In dem Spiegel der Tür sah er plötzlich in die Augen dieser faszinierenden Frau. Während sie ihn mit einem leicht spöttischen Lächeln bedachte, schaute David fast erschrocken zur Seite. Er fühlte sich ertappt.
Der Fahrstuhl fuhr Etage für Etage Richtung Erdgeschoss als plötzlich das Licht erst flackerte und dann ausging. Im selben Moment stoppte der Fahrstuhl so plötzlich, dass sich beide Personen nicht auf den Beinen halten konnten. Allein dadurch, dass David schon an der Kabinenwand lehnte, bewahrte ihn davor hinzufallen. Die dunkelhäutige Schönheit hatte jedoch weniger Glück. Mit einem kurzen Aufschrei knickte sie ein und stürzte gegen David. Reflexartig griff David nach ihr und hielt sie mit beiden Armen fest umschlungen. Er spürte in der plötzlichen Dunkelheit ihren sinnlichen Körper direkt an seinem. Er spürte ihren schnellen Atem, der immer wieder ihren hohen Busen gegen seine Brust drückte. Als dann die schwache Funzel der Notbeleuchtung anging, befand sich ihr Gesicht nur eine Handbreite von seinem Gesicht entfernt. Ihre Augen waren schreckgeweitet und beide schauten sich an.

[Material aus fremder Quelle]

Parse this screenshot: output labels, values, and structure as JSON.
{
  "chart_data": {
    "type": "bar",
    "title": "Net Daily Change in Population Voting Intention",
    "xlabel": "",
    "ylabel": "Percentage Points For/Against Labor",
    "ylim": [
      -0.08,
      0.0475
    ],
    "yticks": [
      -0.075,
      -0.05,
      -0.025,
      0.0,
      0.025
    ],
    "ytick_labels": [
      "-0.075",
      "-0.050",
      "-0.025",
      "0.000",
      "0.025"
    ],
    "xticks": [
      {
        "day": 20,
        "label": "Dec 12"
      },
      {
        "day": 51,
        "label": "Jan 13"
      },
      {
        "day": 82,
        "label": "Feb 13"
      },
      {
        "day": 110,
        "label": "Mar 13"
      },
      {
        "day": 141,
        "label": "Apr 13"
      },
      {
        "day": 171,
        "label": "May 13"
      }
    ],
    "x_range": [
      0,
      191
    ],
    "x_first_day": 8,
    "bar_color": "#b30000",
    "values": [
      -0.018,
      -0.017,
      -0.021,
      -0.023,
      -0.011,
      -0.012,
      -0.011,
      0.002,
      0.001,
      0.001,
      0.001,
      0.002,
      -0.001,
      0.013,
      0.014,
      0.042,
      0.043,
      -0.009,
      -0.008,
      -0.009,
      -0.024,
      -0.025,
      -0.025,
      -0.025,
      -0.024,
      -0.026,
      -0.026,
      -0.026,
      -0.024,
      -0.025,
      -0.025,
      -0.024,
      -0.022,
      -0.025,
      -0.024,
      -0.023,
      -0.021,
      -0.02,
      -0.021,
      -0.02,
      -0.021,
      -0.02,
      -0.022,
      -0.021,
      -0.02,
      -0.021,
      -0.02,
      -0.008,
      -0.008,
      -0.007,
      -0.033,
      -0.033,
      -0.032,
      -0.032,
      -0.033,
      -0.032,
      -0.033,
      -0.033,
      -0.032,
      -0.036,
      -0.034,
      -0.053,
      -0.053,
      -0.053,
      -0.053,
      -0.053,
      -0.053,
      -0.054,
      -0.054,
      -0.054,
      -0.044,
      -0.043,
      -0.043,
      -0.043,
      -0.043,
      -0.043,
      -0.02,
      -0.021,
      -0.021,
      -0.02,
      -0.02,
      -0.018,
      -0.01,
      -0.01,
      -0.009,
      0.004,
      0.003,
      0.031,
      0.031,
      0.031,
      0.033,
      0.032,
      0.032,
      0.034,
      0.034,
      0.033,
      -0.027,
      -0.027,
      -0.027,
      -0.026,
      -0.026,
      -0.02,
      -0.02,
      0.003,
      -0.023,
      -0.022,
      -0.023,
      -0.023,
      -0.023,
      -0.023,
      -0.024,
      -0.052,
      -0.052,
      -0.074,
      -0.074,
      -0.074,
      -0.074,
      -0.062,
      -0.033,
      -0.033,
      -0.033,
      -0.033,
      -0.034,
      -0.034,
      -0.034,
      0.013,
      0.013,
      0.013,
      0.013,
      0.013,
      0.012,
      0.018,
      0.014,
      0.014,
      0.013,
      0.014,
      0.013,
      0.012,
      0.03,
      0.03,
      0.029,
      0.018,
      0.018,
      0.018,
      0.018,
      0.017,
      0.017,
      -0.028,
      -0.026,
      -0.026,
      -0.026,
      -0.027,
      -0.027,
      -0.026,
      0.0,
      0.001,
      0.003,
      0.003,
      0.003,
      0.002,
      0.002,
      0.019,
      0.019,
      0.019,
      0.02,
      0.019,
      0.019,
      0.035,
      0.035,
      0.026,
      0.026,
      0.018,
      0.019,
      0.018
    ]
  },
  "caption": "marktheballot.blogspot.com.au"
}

Es dauerte einen Augenblick, bis beiden bewusst wurde, dass sie sich nach wie vor umarmten und die ganze Situation etwas verfänglich schien. Mit einem gestammelten „Pardon!“ trennte sie sich von David, der jedoch nur widerwillig die Umarmung lockerte. Ihm gefiel, was er dort spürte. Der schlanke Körper in seinen Armen, die eine Hand am Ansatz zu ihrem Po, der sich mit jedem heftigen Atemzug hebende und senkende Busen an seiner Brust und ein Schenkel übte spürbaren Druck auf seinen erigierten Penis aus. Mit einem Bedauern löste er jedoch die Verbindung und half ihr, wie es sich für einen Gentleman gehörte, auf ihre eigenen Beine.
„Ich hoffe, ihnen ist nichts geschehen?“, fragte David sein gegenüber.
„Nein, mir ist nichts passiert. Ich habe nur das Gleichgewicht verloren und mich etwas erschrocken.